A deal could avert a lengthy battle and possible fine for
the U.S.-based company.
The European Commission opened an investigation into Google
last November after three complainants accused it of abusing its
position by demoting rival sites in search results and giving
preference to its own services.
"There is some interest from both sides, some tentative
discussions in resolving the issue, but no really concrete
proposals on the table," the source told Reuters.
A Commission spokeswoman said the EU executive was not in
discussions with Google at the moment and was still reviewing
"As is known, the Commission is conducting an in-depth
market investigation and is still awaiting replies. We will not
prejudge the outcome of the market investigation and of this
case," spokeswoman Amelia Torres said.
A Commission decision on the case could take months.

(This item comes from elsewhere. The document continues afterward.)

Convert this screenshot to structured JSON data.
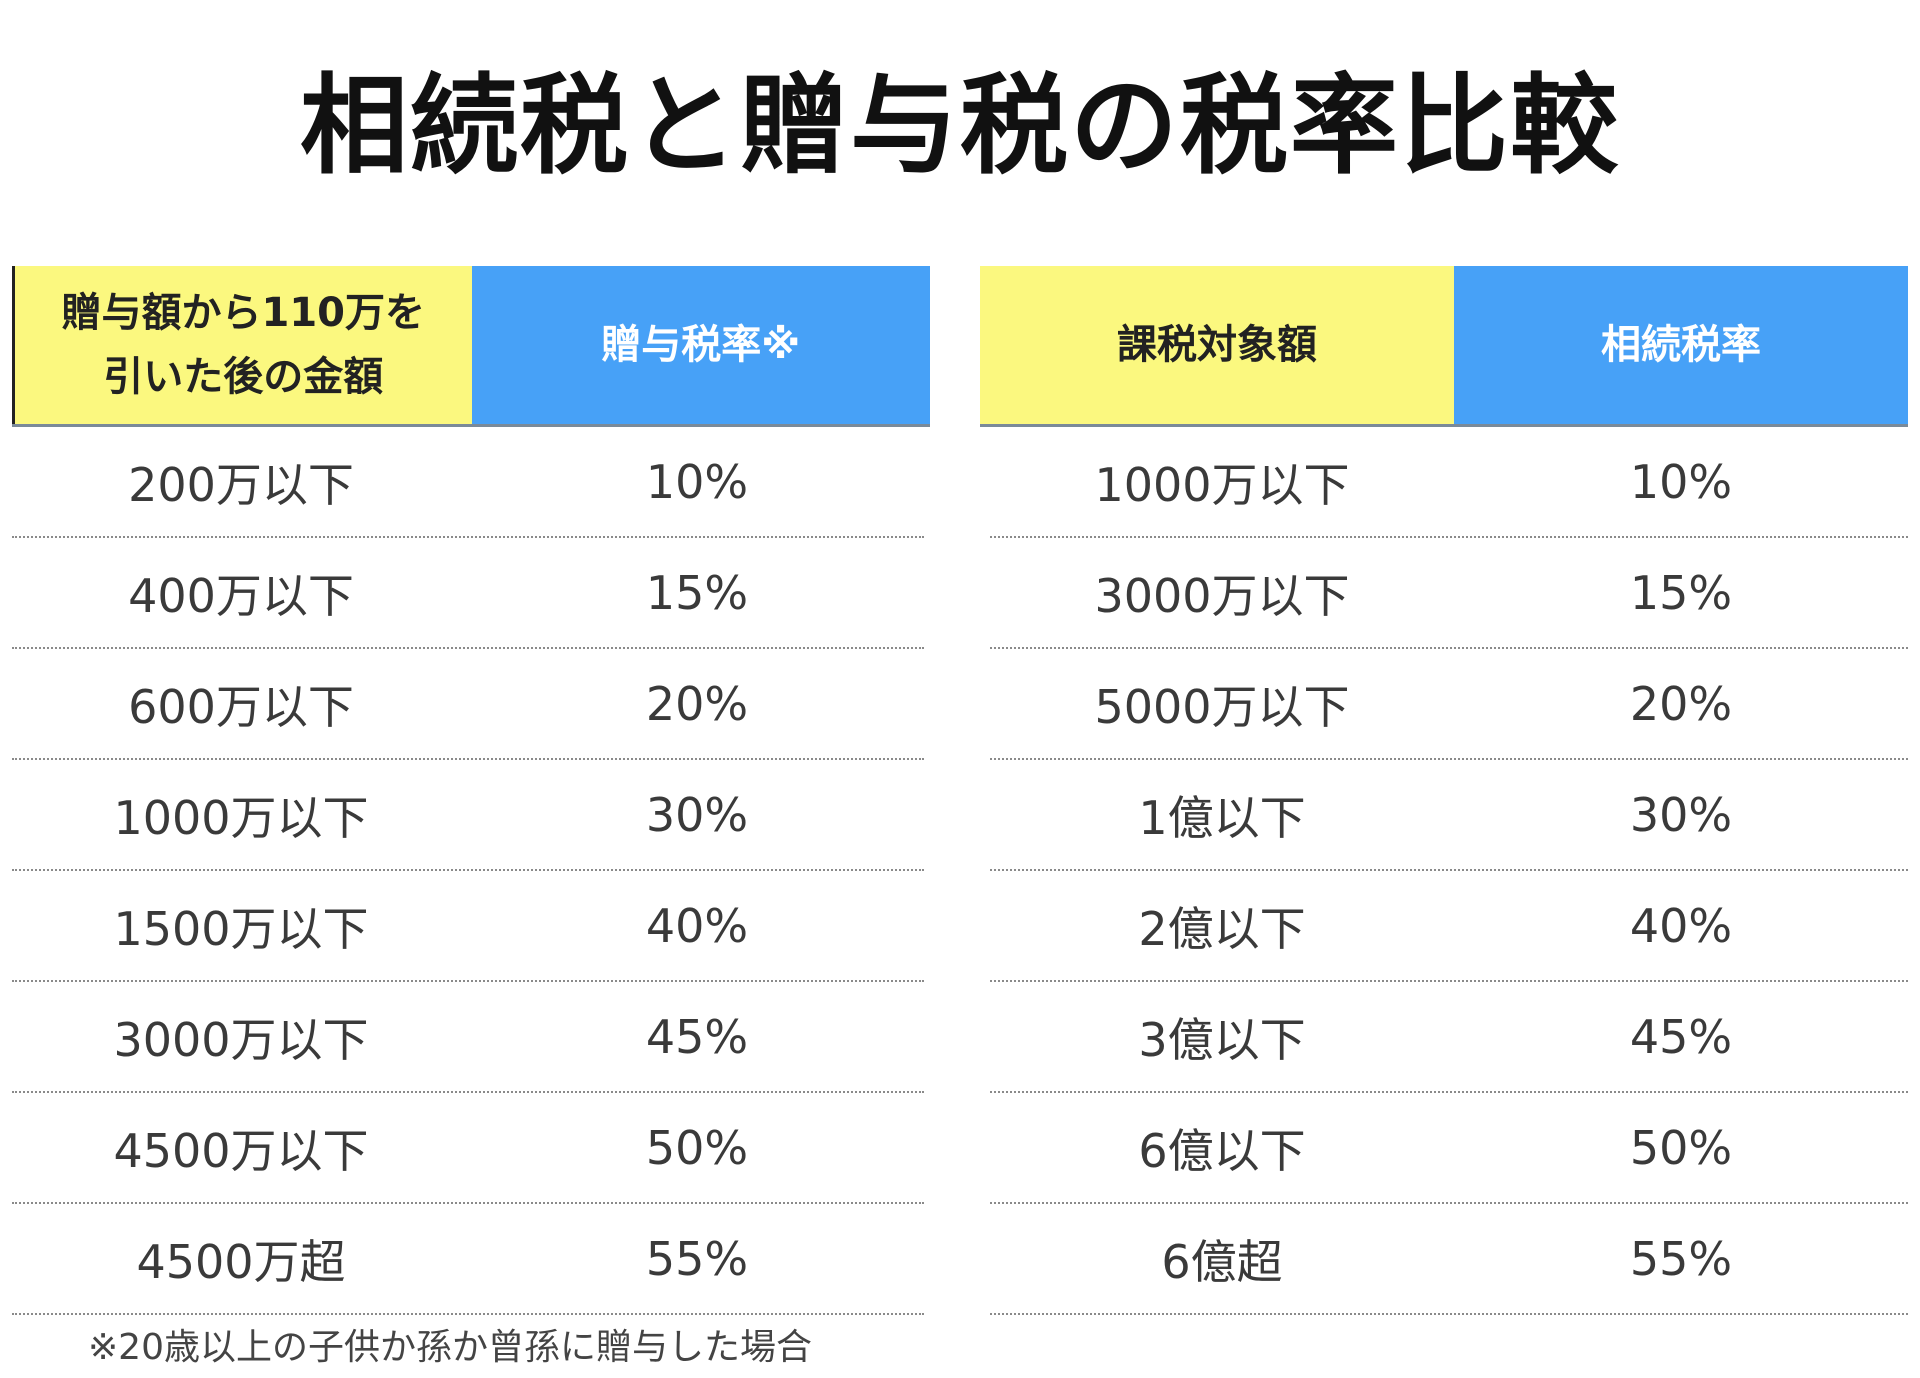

Since opening its investigation, the EU antitrust watchdog
has sent questionnaires to advertisers, publishers, website
owners and rival search engines, asking for their views on
Google's business practices by Feb. 11.
The Commission is expected to take several months to digest
the feedback. Google on Monday reiterated that it was
co-operating with the regulator.
"There's always going to be room for improvement, so we'll
be working with the Commission to address any concerns,"
spokesman Al Verney said.
Google Chief Executive Eric Schmidt told Britain's Sunday
Telegraph in an interview that the company was keen to avoid a
lengthy legal battle.
The Commission, which can fine companies up to 10 percent of
their global turnover for breaching EU rules, has imposed
billion-euro penalties on Microsoft (MSFT.O) and Intel (INTC.O)
in the past year for anti-competitive behaviour.